Andre Poulin: dead Canadian jihadist used in ISIS recruitment video

Andre Poulin: dead Canadian jihadist used in ISIS recruitment video

The Sunni militant group ISIS, which wants to create an Islamic state spanning Iraq and Syria, has issued a recruitment video using the image and words of a dead Ontario man who had become a jihadist and joined the fighting in Syria.

Andre Poulin, from Timmins, Ont., died in fighting in northern Syria last summer. Poulin, who went by the name Abu Muslim, converted to Islam and joined the fight in Syria in 2012.

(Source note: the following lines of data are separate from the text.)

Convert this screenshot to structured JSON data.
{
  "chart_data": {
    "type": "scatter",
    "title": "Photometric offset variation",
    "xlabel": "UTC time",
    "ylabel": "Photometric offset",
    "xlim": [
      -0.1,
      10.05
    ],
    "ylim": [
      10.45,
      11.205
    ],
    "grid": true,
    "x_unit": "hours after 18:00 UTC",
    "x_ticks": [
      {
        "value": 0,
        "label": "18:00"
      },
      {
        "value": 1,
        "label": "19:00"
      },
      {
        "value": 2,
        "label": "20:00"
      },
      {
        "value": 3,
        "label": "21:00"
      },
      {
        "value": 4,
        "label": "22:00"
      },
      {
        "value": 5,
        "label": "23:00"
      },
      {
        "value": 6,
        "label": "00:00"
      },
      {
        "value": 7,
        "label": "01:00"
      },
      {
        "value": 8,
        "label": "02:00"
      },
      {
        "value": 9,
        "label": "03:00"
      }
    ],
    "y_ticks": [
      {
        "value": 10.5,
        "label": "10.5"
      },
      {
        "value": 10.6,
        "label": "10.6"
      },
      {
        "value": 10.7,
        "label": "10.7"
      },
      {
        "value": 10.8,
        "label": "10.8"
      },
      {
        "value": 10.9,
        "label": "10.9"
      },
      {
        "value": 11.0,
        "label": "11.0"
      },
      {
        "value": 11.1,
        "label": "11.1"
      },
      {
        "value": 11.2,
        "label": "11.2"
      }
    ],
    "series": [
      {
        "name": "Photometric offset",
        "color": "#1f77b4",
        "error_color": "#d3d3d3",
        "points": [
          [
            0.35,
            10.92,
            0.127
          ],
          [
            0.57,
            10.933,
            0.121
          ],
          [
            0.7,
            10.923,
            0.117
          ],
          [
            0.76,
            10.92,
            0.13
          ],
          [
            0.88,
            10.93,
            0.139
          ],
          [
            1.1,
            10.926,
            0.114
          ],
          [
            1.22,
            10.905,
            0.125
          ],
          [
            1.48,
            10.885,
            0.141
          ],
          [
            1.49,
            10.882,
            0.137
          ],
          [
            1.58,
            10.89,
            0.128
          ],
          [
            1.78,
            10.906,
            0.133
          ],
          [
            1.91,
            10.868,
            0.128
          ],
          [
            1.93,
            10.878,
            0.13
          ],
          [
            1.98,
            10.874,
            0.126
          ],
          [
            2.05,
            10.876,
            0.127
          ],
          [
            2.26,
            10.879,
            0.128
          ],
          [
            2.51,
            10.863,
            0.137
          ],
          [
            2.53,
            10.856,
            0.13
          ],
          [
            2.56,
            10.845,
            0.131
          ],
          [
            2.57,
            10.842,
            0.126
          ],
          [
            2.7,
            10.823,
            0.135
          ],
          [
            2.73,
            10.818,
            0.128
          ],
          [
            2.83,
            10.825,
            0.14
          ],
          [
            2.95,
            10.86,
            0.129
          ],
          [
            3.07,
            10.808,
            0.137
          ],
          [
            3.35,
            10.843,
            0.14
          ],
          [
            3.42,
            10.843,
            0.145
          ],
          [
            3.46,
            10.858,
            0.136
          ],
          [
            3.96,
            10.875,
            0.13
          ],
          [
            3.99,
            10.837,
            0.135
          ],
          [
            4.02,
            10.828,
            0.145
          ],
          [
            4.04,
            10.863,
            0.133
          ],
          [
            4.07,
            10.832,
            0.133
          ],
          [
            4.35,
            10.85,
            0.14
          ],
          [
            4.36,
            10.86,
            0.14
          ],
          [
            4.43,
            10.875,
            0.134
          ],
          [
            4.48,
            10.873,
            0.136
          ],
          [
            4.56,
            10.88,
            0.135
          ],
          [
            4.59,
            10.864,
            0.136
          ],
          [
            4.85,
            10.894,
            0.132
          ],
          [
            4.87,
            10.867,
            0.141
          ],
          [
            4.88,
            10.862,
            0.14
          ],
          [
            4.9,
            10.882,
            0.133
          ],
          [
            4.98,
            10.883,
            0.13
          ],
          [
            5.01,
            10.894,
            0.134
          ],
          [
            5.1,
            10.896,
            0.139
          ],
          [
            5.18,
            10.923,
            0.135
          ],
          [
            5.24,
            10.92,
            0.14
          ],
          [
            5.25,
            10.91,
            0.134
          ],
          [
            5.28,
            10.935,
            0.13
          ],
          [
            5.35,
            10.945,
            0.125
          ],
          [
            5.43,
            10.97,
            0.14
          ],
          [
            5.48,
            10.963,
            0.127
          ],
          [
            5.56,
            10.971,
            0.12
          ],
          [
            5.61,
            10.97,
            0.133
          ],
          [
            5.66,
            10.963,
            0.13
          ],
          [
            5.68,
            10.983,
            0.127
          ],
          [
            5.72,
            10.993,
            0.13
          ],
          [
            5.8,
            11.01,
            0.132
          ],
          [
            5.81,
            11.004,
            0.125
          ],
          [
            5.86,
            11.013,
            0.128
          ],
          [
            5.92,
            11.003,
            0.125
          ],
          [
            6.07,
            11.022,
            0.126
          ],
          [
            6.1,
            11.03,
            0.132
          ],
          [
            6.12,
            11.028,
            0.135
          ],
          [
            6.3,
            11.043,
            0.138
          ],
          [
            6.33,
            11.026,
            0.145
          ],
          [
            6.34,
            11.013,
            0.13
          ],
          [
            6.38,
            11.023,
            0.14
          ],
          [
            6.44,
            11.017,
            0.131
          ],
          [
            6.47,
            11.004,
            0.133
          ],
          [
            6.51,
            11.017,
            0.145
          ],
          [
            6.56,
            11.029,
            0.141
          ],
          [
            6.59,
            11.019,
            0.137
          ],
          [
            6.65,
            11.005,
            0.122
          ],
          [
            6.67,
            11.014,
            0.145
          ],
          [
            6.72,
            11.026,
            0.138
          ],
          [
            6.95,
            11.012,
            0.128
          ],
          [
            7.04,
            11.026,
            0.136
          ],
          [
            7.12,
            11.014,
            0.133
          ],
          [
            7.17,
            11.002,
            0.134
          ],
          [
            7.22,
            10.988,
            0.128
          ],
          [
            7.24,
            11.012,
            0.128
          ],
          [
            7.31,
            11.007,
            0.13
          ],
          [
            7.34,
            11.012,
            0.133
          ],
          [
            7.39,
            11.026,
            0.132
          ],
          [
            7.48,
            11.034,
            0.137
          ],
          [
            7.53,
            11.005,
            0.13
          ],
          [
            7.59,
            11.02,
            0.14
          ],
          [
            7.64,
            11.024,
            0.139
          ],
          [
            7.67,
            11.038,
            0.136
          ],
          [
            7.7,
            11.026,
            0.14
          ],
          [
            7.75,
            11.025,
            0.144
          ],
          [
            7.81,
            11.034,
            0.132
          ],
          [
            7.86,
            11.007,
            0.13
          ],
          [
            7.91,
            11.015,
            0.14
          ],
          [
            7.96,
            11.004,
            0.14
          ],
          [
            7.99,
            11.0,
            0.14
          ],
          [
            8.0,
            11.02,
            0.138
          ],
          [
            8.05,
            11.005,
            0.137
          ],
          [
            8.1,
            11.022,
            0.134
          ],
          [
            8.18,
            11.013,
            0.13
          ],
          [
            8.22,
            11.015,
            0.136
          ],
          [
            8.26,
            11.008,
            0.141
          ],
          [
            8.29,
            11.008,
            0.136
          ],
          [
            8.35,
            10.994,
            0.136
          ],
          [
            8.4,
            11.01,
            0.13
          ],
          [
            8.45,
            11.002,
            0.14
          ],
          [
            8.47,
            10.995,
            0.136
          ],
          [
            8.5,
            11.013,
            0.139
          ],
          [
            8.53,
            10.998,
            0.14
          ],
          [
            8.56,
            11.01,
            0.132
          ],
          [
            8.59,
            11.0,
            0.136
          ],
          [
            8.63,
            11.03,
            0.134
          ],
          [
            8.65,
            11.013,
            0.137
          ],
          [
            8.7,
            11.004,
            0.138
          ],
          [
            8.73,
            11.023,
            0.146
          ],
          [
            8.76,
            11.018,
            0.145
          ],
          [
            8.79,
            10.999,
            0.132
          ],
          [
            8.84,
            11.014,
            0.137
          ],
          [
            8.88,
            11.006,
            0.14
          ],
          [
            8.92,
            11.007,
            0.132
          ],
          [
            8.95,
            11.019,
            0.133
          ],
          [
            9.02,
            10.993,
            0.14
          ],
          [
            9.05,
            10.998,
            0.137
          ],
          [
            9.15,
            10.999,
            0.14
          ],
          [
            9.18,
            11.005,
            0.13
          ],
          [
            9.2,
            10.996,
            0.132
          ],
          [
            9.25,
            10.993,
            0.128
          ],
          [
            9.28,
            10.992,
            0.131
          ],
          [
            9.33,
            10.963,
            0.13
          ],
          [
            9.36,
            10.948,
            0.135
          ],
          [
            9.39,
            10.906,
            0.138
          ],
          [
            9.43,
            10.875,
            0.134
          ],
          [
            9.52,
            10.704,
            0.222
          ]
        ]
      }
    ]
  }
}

The 11-minute video is aimed at westerners and has Poulin talking about his life in Canada: "I had money. I had a good family ... I watched hockey, I went to the cottage in the summertime."

Poulin's life wasn't as sunny as he painted. He had a criminal record for uttering death threats, theft, harassment and carrying a weapon. Online, he wrote that he'd been accused of threatening to blow up a Timmins gas station.

Poulin refers to his home country as "dar al-kufr" — land of disbelief — and says he couldn't live in such a place where "you cannot obey Allah fully."

He also reveals that he got married after arriving in Syria and that his wife is pregnant. He also says those who can't join the fight should give money to the cause.

Reports say Poulin left behind a wife and young child in Syria.

Shots of Canadians fishing, playing hockey and gassing up a snowmobile are interspersed with images of Poulin.

Scenes of fighting at the airport in Aleppo are also shown with the narrator saying Poulin fought and died there.